Department of Neurology, Massachusetts General Hospital, Boston, MA, United States; Harvard Medical School, Boston, MA, United States.
Department of Pediatrics, Massachusetts General Hospital, Boston, MA, United States; Harvard Medical School, Boston, MA, United States.
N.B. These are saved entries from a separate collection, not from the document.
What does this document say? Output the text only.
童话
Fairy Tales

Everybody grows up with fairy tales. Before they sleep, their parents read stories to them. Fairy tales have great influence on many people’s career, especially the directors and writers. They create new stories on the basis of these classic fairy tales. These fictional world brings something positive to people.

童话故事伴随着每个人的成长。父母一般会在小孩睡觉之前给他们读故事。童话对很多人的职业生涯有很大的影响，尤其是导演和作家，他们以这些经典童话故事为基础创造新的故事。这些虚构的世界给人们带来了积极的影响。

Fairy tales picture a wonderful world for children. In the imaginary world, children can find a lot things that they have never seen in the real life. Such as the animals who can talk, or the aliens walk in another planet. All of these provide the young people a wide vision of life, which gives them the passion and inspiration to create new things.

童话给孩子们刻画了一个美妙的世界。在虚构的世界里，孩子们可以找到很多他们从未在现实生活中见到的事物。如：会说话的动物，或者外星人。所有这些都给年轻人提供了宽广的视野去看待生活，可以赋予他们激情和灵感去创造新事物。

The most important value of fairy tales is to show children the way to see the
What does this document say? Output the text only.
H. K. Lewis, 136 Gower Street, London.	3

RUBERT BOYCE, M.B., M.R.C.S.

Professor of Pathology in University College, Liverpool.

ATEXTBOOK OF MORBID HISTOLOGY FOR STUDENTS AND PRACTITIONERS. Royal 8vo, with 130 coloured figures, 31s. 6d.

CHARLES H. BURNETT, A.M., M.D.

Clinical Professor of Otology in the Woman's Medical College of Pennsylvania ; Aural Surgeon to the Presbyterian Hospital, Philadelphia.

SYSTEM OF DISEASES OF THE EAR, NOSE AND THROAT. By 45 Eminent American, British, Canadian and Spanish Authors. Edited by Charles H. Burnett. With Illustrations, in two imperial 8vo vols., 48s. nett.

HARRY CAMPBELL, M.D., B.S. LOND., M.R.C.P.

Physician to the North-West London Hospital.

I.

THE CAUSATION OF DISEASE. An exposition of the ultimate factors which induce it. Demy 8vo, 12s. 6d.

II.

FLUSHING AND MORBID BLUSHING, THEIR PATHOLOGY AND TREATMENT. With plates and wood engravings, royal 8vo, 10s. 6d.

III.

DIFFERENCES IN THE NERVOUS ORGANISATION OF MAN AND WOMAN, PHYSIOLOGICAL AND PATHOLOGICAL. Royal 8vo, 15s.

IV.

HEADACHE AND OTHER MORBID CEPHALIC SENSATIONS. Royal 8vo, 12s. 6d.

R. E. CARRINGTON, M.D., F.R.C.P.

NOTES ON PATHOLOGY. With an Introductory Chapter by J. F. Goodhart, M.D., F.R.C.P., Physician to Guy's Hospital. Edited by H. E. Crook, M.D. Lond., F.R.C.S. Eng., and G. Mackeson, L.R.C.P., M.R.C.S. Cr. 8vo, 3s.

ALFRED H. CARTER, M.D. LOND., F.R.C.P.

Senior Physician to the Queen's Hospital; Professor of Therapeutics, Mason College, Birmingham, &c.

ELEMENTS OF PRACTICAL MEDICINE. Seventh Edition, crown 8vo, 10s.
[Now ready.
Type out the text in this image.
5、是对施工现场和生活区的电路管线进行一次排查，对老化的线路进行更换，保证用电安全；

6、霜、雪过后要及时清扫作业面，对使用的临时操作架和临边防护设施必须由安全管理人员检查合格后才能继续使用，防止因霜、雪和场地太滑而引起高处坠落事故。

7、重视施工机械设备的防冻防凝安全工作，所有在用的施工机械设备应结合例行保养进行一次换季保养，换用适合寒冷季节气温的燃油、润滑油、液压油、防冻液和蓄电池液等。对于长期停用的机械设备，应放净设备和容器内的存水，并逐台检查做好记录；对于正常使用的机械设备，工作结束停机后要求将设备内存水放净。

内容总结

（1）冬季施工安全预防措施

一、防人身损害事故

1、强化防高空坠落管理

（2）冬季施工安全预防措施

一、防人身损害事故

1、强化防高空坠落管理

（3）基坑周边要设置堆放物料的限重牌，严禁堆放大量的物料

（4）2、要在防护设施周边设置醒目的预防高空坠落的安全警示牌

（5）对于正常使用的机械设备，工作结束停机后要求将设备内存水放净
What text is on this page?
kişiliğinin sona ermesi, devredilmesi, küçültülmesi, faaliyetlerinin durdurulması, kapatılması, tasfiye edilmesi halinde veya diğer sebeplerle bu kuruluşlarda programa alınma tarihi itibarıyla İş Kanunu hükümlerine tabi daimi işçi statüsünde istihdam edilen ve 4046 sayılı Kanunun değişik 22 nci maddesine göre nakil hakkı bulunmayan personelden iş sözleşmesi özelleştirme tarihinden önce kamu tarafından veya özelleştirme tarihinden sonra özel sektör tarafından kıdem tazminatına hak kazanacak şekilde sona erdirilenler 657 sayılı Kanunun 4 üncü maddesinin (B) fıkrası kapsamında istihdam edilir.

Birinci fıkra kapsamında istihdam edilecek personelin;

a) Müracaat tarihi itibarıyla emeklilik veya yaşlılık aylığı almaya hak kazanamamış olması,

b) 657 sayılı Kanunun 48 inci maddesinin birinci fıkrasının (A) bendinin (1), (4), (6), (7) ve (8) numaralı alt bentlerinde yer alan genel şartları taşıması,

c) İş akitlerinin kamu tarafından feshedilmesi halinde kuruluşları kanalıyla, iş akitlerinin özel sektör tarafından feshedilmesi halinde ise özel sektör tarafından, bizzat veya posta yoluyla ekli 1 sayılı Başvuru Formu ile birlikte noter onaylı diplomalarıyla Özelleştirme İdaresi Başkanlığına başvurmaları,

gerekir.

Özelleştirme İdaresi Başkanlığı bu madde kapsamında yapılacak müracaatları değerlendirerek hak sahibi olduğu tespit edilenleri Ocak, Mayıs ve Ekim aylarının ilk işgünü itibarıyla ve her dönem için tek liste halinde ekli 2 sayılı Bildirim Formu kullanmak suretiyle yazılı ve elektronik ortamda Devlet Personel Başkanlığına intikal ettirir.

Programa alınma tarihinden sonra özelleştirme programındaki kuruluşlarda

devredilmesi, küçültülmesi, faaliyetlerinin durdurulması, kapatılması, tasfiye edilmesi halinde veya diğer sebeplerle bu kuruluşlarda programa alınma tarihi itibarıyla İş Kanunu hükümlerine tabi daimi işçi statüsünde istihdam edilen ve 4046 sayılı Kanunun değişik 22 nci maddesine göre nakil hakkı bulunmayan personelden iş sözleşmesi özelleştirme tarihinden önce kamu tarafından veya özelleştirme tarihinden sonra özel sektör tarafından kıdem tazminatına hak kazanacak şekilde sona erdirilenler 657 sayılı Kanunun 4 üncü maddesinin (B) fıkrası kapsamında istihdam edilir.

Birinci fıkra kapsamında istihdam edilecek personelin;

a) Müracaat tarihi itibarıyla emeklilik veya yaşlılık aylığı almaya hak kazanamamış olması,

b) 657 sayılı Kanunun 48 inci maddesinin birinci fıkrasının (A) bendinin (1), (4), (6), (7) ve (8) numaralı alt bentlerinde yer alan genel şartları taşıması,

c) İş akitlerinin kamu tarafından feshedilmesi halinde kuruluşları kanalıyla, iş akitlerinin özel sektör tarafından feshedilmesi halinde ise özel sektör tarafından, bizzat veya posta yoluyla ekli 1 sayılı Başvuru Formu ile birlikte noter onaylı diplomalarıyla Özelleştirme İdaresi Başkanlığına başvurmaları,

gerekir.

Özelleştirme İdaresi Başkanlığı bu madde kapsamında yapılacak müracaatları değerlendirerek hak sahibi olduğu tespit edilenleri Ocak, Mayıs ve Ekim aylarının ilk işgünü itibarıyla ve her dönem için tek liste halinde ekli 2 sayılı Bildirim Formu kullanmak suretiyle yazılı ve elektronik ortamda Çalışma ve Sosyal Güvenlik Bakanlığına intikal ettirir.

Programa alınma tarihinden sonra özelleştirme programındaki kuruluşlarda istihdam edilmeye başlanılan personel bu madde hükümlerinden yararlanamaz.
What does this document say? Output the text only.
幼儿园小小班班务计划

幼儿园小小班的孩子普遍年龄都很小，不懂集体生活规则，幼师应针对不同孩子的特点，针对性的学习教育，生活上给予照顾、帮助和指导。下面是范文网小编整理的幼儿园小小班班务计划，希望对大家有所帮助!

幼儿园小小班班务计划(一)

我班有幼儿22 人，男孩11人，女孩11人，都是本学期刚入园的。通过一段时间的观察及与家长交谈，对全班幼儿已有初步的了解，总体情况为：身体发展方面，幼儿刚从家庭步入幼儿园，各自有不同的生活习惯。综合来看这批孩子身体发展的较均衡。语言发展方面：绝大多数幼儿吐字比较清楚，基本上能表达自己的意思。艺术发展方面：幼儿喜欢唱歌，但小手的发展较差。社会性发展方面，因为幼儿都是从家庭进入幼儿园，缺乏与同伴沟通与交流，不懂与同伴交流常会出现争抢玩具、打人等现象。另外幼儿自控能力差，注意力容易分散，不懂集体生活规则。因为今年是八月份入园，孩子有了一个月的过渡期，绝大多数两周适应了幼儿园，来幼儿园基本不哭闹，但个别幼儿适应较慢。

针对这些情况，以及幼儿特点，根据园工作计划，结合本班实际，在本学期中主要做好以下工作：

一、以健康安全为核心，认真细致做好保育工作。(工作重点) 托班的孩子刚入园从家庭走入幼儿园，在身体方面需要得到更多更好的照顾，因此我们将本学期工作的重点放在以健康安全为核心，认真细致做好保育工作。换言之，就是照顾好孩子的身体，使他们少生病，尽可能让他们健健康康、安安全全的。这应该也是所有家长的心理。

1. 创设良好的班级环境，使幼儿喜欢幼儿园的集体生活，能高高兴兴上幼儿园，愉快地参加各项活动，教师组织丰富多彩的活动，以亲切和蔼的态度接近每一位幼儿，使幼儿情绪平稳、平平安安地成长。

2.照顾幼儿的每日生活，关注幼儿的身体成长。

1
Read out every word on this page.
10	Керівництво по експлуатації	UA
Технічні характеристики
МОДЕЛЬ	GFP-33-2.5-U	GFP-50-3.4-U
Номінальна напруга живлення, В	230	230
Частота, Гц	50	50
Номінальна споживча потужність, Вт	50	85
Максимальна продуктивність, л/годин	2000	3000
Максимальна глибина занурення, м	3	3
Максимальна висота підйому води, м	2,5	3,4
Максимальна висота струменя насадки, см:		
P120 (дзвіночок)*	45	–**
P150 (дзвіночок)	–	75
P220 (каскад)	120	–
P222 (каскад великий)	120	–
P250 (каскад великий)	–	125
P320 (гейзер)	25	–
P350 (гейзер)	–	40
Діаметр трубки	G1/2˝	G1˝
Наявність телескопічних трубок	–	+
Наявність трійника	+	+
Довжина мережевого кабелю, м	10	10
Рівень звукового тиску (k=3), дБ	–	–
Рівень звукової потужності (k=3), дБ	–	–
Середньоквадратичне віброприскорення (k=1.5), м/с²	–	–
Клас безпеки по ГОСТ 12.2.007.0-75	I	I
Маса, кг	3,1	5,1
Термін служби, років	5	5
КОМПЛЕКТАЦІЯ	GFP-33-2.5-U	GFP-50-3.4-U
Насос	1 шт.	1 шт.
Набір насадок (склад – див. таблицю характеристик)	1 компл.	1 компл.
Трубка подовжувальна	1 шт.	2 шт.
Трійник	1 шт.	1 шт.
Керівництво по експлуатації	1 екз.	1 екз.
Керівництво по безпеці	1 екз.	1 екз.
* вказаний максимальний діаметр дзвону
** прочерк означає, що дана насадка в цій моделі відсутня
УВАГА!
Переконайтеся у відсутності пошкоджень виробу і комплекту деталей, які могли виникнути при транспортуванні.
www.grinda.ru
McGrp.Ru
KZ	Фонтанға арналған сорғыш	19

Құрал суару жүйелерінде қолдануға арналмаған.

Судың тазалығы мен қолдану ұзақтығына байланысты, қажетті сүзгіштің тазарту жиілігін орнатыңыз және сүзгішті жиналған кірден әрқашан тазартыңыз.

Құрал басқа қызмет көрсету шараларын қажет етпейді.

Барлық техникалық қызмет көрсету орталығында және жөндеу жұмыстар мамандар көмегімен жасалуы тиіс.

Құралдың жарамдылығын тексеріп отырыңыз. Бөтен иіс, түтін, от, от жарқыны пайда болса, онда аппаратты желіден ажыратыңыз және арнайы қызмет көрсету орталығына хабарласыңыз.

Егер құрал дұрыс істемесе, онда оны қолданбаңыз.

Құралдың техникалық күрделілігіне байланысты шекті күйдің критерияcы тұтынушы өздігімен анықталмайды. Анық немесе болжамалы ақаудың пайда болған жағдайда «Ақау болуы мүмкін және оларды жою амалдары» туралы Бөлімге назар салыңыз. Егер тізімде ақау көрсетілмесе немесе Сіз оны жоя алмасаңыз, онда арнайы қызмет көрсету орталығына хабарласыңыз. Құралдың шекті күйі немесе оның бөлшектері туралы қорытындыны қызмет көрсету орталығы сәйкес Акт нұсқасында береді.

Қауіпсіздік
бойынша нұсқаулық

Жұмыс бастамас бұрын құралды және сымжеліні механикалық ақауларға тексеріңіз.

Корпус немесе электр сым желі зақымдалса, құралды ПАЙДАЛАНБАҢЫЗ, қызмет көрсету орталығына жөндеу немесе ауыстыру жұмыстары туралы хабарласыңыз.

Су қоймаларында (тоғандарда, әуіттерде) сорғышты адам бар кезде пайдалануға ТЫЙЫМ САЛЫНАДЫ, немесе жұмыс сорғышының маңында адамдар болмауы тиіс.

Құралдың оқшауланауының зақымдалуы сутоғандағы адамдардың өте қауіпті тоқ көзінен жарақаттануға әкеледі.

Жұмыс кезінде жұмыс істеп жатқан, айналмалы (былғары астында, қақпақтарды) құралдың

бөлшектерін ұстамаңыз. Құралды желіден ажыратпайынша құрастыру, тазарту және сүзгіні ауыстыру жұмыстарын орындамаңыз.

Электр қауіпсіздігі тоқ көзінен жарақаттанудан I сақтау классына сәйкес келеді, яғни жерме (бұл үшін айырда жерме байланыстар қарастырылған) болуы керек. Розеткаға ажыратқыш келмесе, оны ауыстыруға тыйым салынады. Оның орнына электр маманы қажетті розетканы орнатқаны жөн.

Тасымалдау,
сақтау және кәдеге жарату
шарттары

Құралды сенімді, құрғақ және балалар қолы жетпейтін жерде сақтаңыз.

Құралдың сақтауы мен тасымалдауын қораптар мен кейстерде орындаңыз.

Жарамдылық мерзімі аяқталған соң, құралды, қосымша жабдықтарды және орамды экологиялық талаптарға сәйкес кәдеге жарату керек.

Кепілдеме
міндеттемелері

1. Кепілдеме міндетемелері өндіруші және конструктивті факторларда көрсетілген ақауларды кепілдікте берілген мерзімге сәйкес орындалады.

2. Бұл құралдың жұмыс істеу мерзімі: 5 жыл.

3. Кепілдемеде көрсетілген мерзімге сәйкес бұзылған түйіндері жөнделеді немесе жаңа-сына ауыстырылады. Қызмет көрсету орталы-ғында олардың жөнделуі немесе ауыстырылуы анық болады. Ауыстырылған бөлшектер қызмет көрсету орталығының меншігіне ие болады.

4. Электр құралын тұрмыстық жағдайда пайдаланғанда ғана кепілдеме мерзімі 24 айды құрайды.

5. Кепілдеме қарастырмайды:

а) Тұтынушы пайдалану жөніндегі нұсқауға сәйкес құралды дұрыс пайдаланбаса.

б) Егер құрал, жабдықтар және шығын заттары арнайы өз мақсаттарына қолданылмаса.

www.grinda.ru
Clin Neurophysiol. 2024 Nov;167:51-60. doi: 10.1016/j.clinph.2024.08.017. Epub 2024 Sep 5.
Early identification of infants at risk of cerebral palsy (CP) enables interventions to optimize outcomes. Central sleep spindles reflect thalamocortical sensorimotor circuit function. We hypothesized that abnormal infant central spindle activity would predict later contralateral CP.
We trained and validated an automated detector to measure spindle rate, duration, and percentage from central electroencephalogram (EEG) channels in high-risk infants (n = 35) and age-matched controls (n = 42). Neonatal magnetic resonance imaging (MRI) findings, infant motor exam, and CP outcomes were obtained from chart review. Using univariable and multivariable logistic regression models, we examined whether spindle activity, MRI abnormalities, and/or motor exam predicted future contralateral CP.
The detector had excellent performance (F1 = 0.50). Spindle rate (p = 0.005, p = 0.0004), duration (p < 0.001, p < 0.001), and percentage (p < 0.001, p < 0.001) were decreased in hemispheres corresponding to future CP compared to those without. In this cohort, PLIC abnormality (p = 0.004) and any MRI abnormality (p = 0.004) also predicted subsequent CP. After controlling for MRI findings, spindle features remained significant predictors and improved model fit (p < 0.001, all tests). Using both spindle duration and MRI findings had highest accuracy to classify hemispheres corresponding to future CP (F1 = 0.98, AUC 0.999).
Decreased central spindle activity improves the prediction of future CP in high-risk infants beyond early MRI or clinical exam alone.
Decreased central spindle activity provides an early biomarker for CP.
早期识别脑瘫(CP)高危婴儿可进行干预以优化结局。中央睡眠纺锤波反映丘脑-皮质感觉运动回路功能。我们假设异常婴儿中央纺锤波活动将预测随后出现对侧 CP。
我们训练和验证了一种自动检测方法,以从高危婴儿(n=35)和年龄匹配的对照组(n=42)的中央脑电图(EEG)通道中测量纺锤波频率、持续时间和百分比。从图表回顾中获得新生儿磁共振成像(MRI)结果、婴儿运动检查和 CP 结局。我们使用单变量和多变量逻辑回归模型,检查纺锤波活动、MRI 异常和/或运动检查是否预测未来对侧 CP。
该检测器具有出色的性能(F1=0.50)。与未来无 CP 的半球相比,纺锤波频率(p=0.005,p=0.0004)、持续时间(p<0.001,p<0.001)和百分比(p<0.001,p<0.001)降低。在该队列中,PLIC 异常(p=0.004)和任何 MRI 异常(p=0.004)也预测了随后的 CP。在控制 MRI 发现后,纺锤波特征仍然是重要的预测指标,并改善了模型拟合(p<0.001,所有检验)。使用纺锤波持续时间和 MRI 发现具有最高的准确性来分类未来 CP 的半球(F1=0.98,AUC 0.999)。
与单独使用早期 MRI 或临床检查相比,中央纺锤波活动减少可提高高危婴儿未来 CP 的预测能力。
中央纺锤波活动减少为 CP 提供了早期生物标志物。